Image credit:Hurricane Matthew hits Haiti, 2016. Credit: NASA Earth Observatory image by Joshua Stevens / Flickr. Image license:CC BY 2.0

In partnership with the InsuResilience Global Partnership (IGP) secretariat, ODI has produced three advisory reports exploring issues in relation to the design and use of premium and capital support (PCS), to help guide the further development of climate and disaster risk financing and insurance (CDRFI). These reports also contribute to the Global Shield against Climate Risks, a major initiative launched at COP27 in Sharm el-Sheikh. The Global Shield aims to increase ‘pre-arranged finance’, which can be disbursed quickly and reliably in anticipation of - or just after - a disaster occurs, to protect people and governments in developing countries against climate change impacts.
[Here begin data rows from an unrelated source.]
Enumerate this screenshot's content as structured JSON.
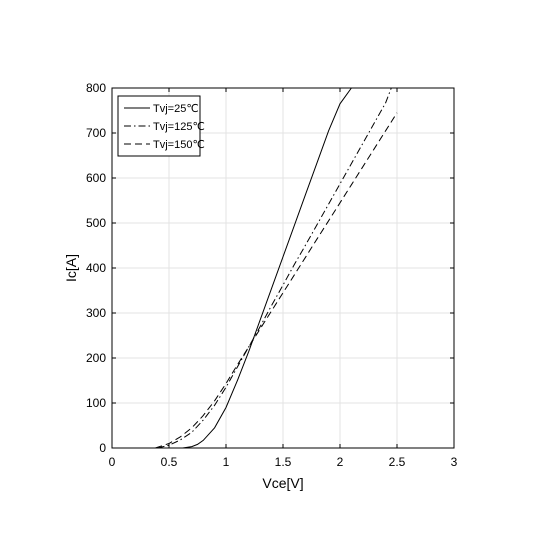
{
  "chart_data": {
    "type": "line",
    "title": "",
    "xlabel": "Vce[V]",
    "ylabel": "Ic[A]",
    "xlim": [
      0,
      3
    ],
    "ylim": [
      0,
      800
    ],
    "xticks": [
      0,
      0.5,
      1,
      1.5,
      2,
      2.5,
      3
    ],
    "xtick_labels": [
      "0",
      "0.5",
      "1",
      "1.5",
      "2",
      "2.5",
      "3"
    ],
    "yticks": [
      0,
      100,
      200,
      300,
      400,
      500,
      600,
      700,
      800
    ],
    "ytick_labels": [
      "0",
      "100",
      "200",
      "300",
      "400",
      "500",
      "600",
      "700",
      "800"
    ],
    "grid": true,
    "legend_position": "top-left",
    "line_color": "#000000",
    "series": [
      {
        "name": "Tvj=25℃",
        "style": "solid",
        "x": [
          0.62,
          0.7,
          0.75,
          0.8,
          0.9,
          1.0,
          1.1,
          1.2,
          1.3,
          1.4,
          1.5,
          1.6,
          1.7,
          1.8,
          1.9,
          2.0,
          2.1
        ],
        "y": [
          0,
          3,
          8,
          17,
          45,
          90,
          150,
          215,
          285,
          355,
          425,
          495,
          565,
          635,
          705,
          765,
          800
        ]
      },
      {
        "name": "Tvj=125℃",
        "style": "dashdot",
        "x": [
          0.4,
          0.5,
          0.6,
          0.7,
          0.8,
          0.9,
          1.0,
          1.1,
          1.2,
          1.3,
          1.4,
          1.5,
          1.6,
          1.7,
          1.8,
          1.9,
          2.0,
          2.1,
          2.2,
          2.3,
          2.4,
          2.45
        ],
        "y": [
          0,
          6,
          18,
          35,
          62,
          95,
          135,
          180,
          225,
          270,
          317,
          362,
          408,
          452,
          497,
          542,
          587,
          632,
          677,
          722,
          767,
          800
        ]
      },
      {
        "name": "Tvj=150℃",
        "style": "dashed",
        "x": [
          0.38,
          0.5,
          0.6,
          0.7,
          0.8,
          0.9,
          1.0,
          1.1,
          1.2,
          1.3,
          1.4,
          1.5,
          1.6,
          1.7,
          1.8,
          1.9,
          2.0,
          2.1,
          2.2,
          2.3,
          2.4,
          2.5
        ],
        "y": [
          0,
          10,
          25,
          45,
          72,
          105,
          143,
          185,
          225,
          265,
          305,
          345,
          385,
          425,
          465,
          505,
          545,
          585,
          625,
          665,
          705,
          745
        ]
      }
    ]
  }
}
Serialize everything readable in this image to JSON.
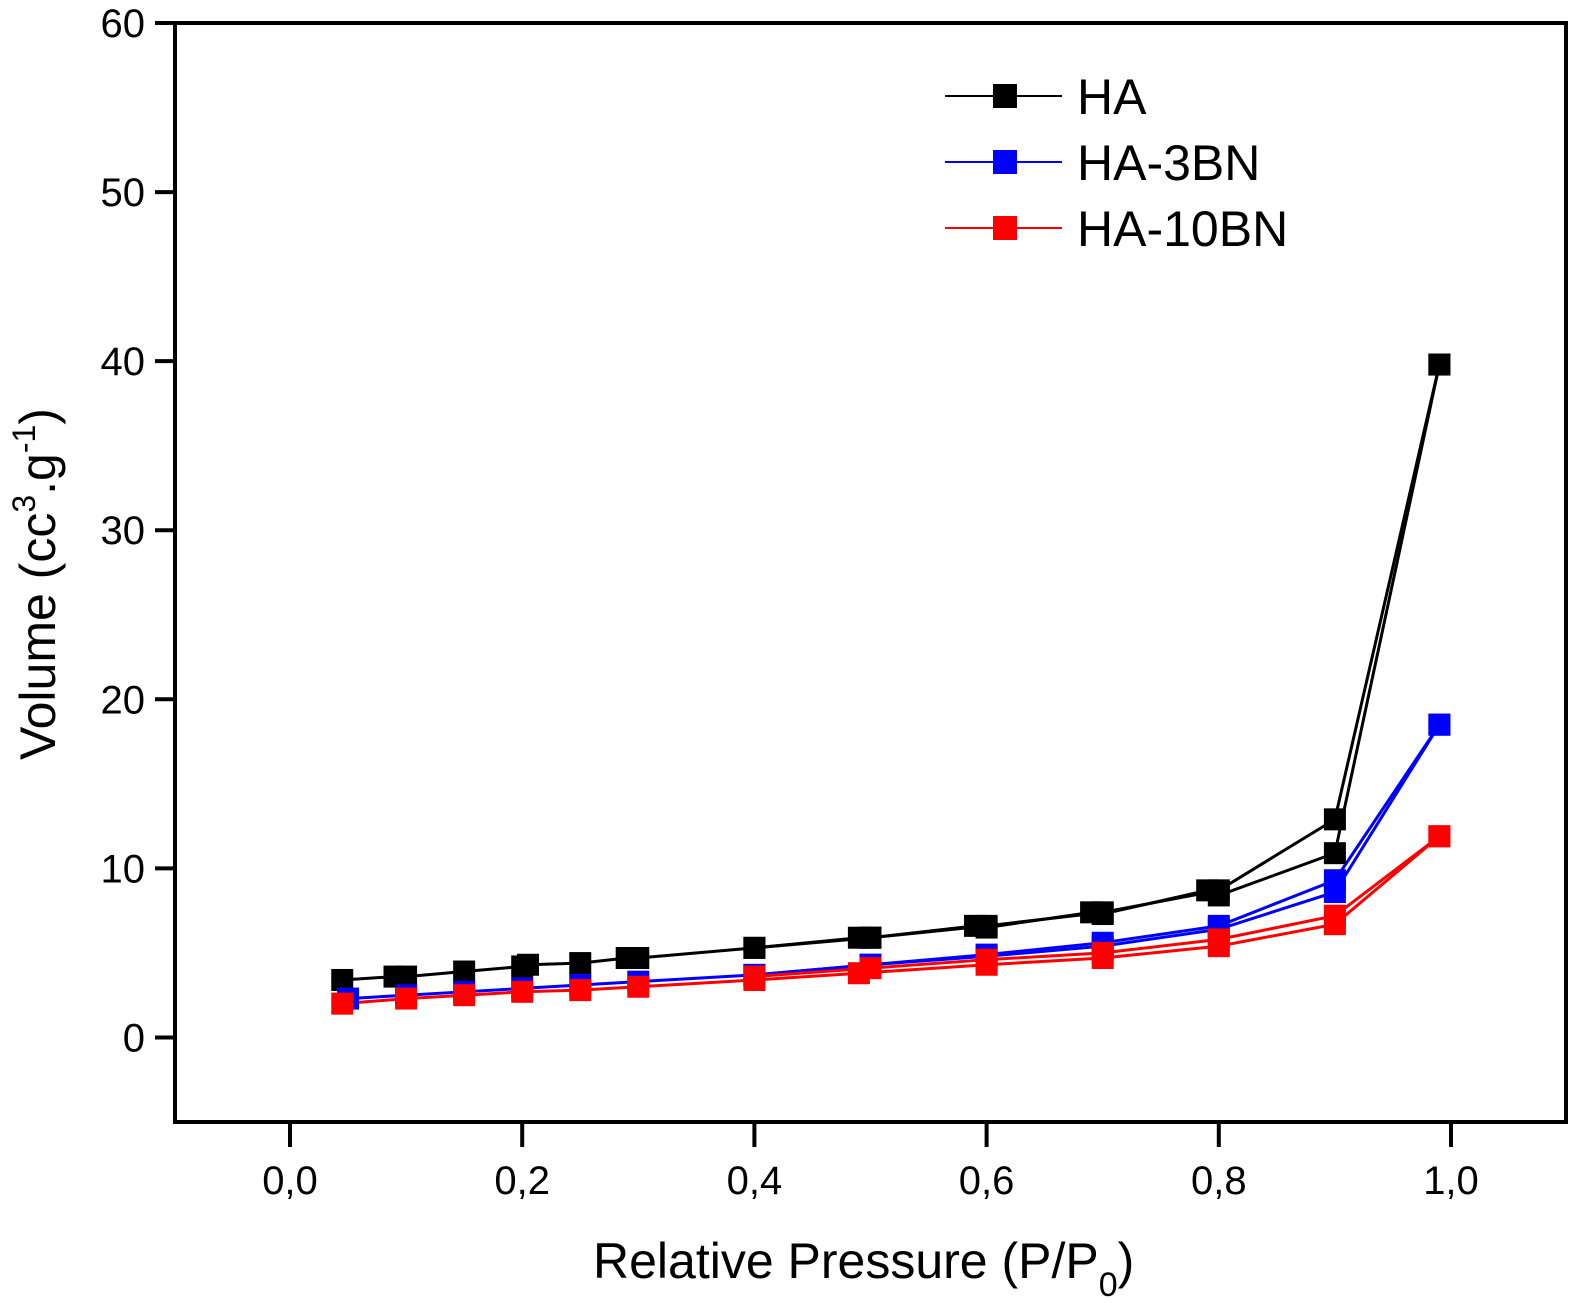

The political economy of premium subsidies: searching for better impact and design investigates the political economy of country decision-making in relation to sovereign-level climate and disaster risk finance and insurance, and the role of PCS in these decisions. The study aims to further global understanding on the uptake, size and value of premium and capital support. It also analyses the political economy of donor decisions in relation to the provision of PCS.

Methodological guidance to determine the ‘size’ of premium and capital support (PCS) at macro level is an advisory report based on the SMART Principles for PCS, developed in 2021 by the IGP for the purposes of scaling up climate and disaster risk and finance insurance solutions. It proposes methodological guidance to define the ‘scaling factor’ to determine the size/amount of premium support allocations. This guidance aims to support actors who are part of the IGP (such as the Programme Alliance) and policymakers and practitioners who are responsible for such allocation decisions.

Methodological guidance to assess the value for money of premium and capital support towards climate and disaster risk finance and insurance contributes to the practical implementation of the ‘Value for Money’ (VfM) principle, which describes the impact each dollar of PCS has on the resilience of poor and vulnerable countries and people. Aiming to inform allocation decisions, it provides a framework and methodology for the ex-ante assessment of the VfM of PCS options. This includes allowing decision-makers to compare premium versus capital support towards climate and disaster risk and finance insurance solutions, synthesising the effects of the different support options within one country, or of the same option across different countries.